Jusqu’à présent, l’anxiété liée à l’emploi dans l’IA s’est surtout concentrée sur les bureaux : beaucoup s’inquiètent de ce qui arrivera aux analystes, aux équipes d’assistance et aux autres fonctions techniques. Désormais, l’automatisation pourrait gagner des lieux de travail qui reposent sur la main-d’œuvre physique et des conditions imprévisibles.
Des start-up lèvent des milliards de dollars pour créer des « cerveaux » d’IA destinés à des robots capables d’opérer sur des chantiers de construction, dans des entrepôts et des installations énergétiques. Si ces systèmes fonctionnent comme prévu, l’automatisation pourrait s’étendre au soudage, à l’inspection, à la manutention des matériaux et à d’autres tâches manuelles qui étaient jusqu’ici difficiles à automatiser.
L’inquiétude du public face aux investissements dans l’IA physique
Les craintes liées à l’emploi dans l’IA s’étaient largement concentrées sur le travail de bureau, et les préoccupations du public restent fortes. Un récent sondage du Pew Research Center a révélé que près de la moitié des adultes américains étaient davantage inquiets qu’enthousiastes face à l’impact de l’IA sur la vie quotidienne. « En fait, dans de nombreux pays étudiés, une part plus importante de la population se montre à la fois enthousiaste et préoccupée par l’usage croissant de l’IA », a indiqué le sondage de Pew.
Les mises en garde de dirigeants d’entreprise et de responsables politiques avaient renforcé ces inquiétudes. Selon The Economist, Kristalina Georgieva, directrice générale du FMI, avait comparé l’impact de l’IA sur le travail à un « tsunami », tandis que d’autres avertissaient que cette technologie pourrait bouleverser les structures de l’emploi dans le monde entier.
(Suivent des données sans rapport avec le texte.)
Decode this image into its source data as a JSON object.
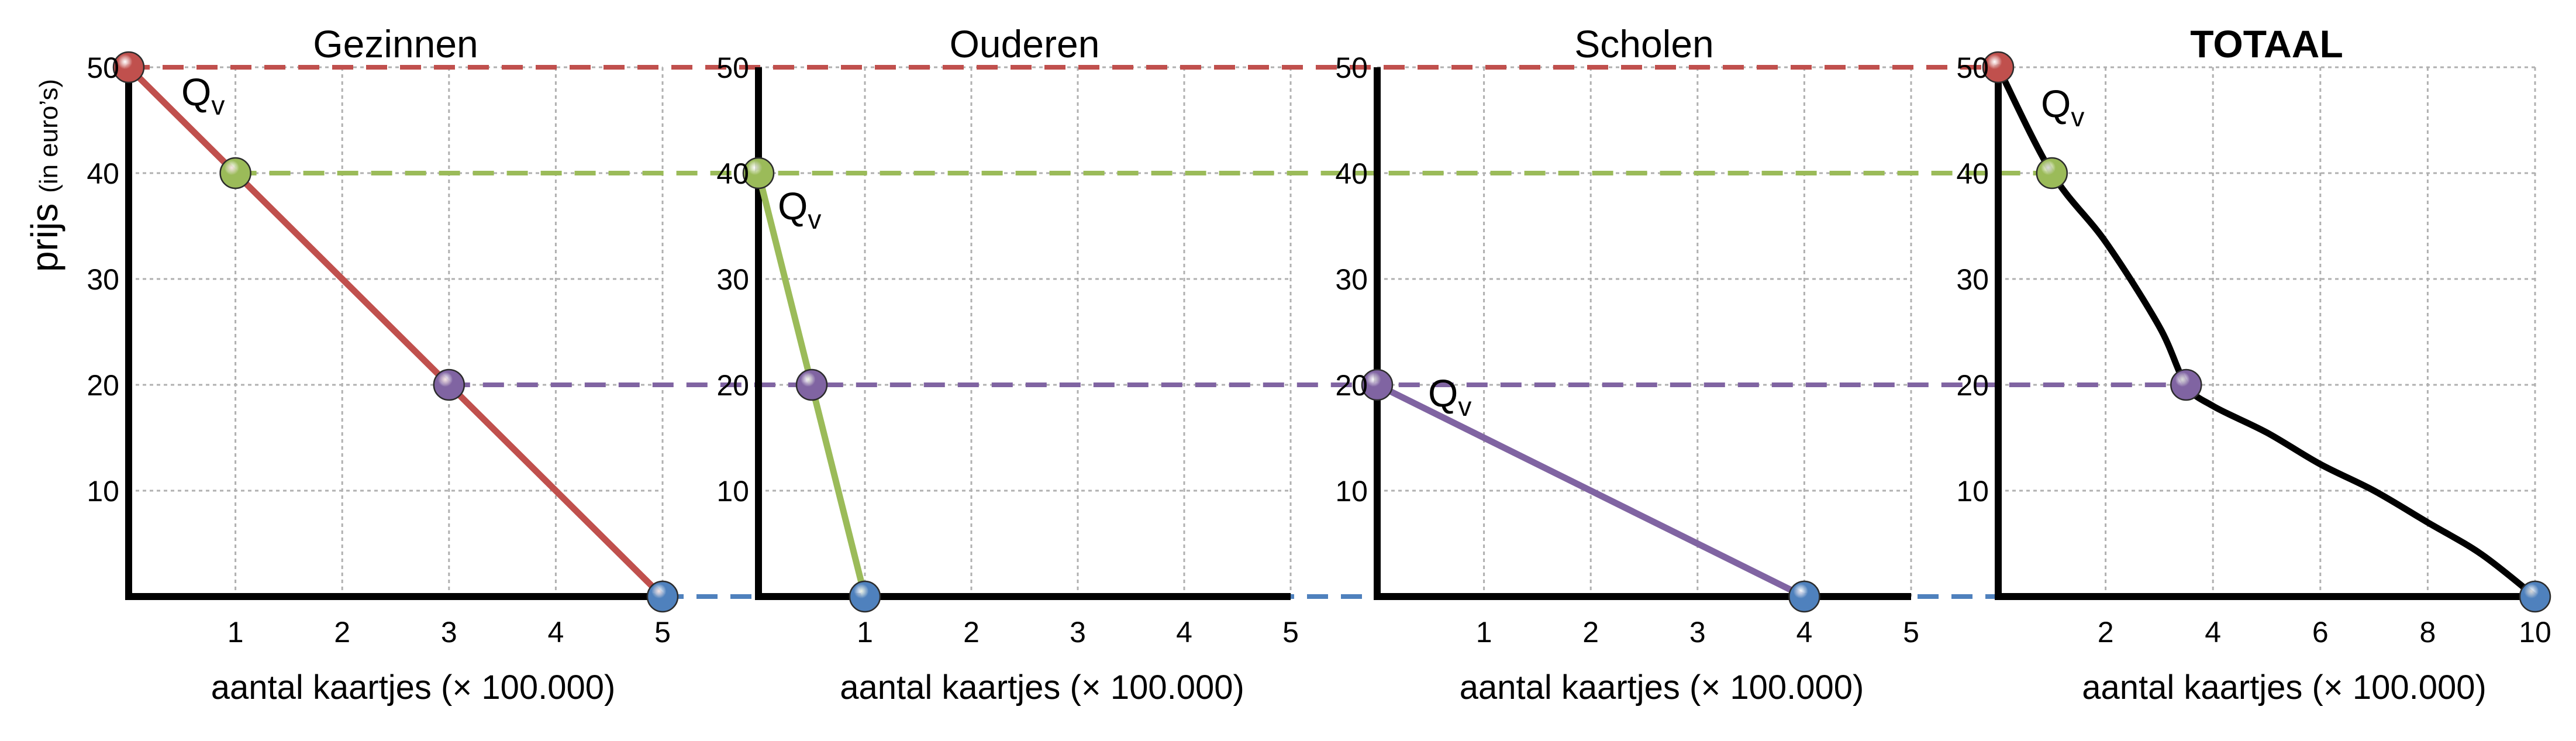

Axios a rapporté qu’une pression similaire commençait désormais à émerger dans les secteurs ouvriers, alors que le capital-risque et la R&D des entreprises injectaient des fonds dans des logiciels de robotique conçus pour le monde réel.
Des milliards pour soutenir les « cerveaux » logiciels des robots
Selon Axios, les financements en capital-risque se sont dirigés vers des entreprises qui développent des « cerveaux » logiciels capables d’aider les robots à effectuer un large éventail de tâches physiques dans des environnements réels.
« L’idée de base est que ces « cerveaux » logiciels comprendraient la physique et d’autres conditions du monde réel, afin d’aider les robots à s’adapter à des environnements changeants », a écrit Axios. La publication a également souligné qu’une fois qu’un robot disposerait des outils physiques nécessaires à une tâche, il pourrait acquérir les connaissances lui permettant de réaliser presque n’importe quel travail, de la plomberie à la cuisine.
Skild AI, basée à Pittsburgh, a levé environ 1,4 milliard de dollars, pour une valorisation de 14 milliards de dollars. De son côté, Waabi, basée à Toronto, a levé jusqu’à 1 milliard de dollars, dans ce qui pourrait être le plus important tour de financement jamais réalisé pour une start-up canadienne spécialisée dans les robotaxis et les poids lourds autonomes.
« Il est évident que l’ère de l’IA physique est arrivée », a déclaré à Axios Raquel Urtasun, fondatrice et directrice générale de Waabi. « L’autonomie est la première application qui va pouvoir changer d’échelle », a ajouté Urtasun.
Axios a également rapporté que FieldAI avait levé près de 400 millions de dollars pour se concentrer sur des secteurs « sales, monotones ou dangereux », comme l’énergie et la logistique, où les robots pourraient à terme participer à des tâches liées aux infrastructures et à la construction de centres de données.
Un calendrier d’adoption et un impact sur la main-d’œuvre encore incertains
Même avec des investissements importants, il restait difficile de prévoir combien d’emplois ouvriers pourraient être concernés et selon quel calendrier, du moins pour le moment. Axios a souligné que même si les robots dotés d’IA surpassaient les humains, le coût du matériel et le passage aux robots pourraient annuler ces gains d’efficacité.
The Economist a également estimé que, si l’IA transformait les emplois, elle ne supprimait pas automatiquement des catégories entières de métiers. Au contraire, le travail pourrait se déplacer, avec moins d’attention portée aux tâches routinières et davantage à la supervision, à la sécurité et à l’intégration.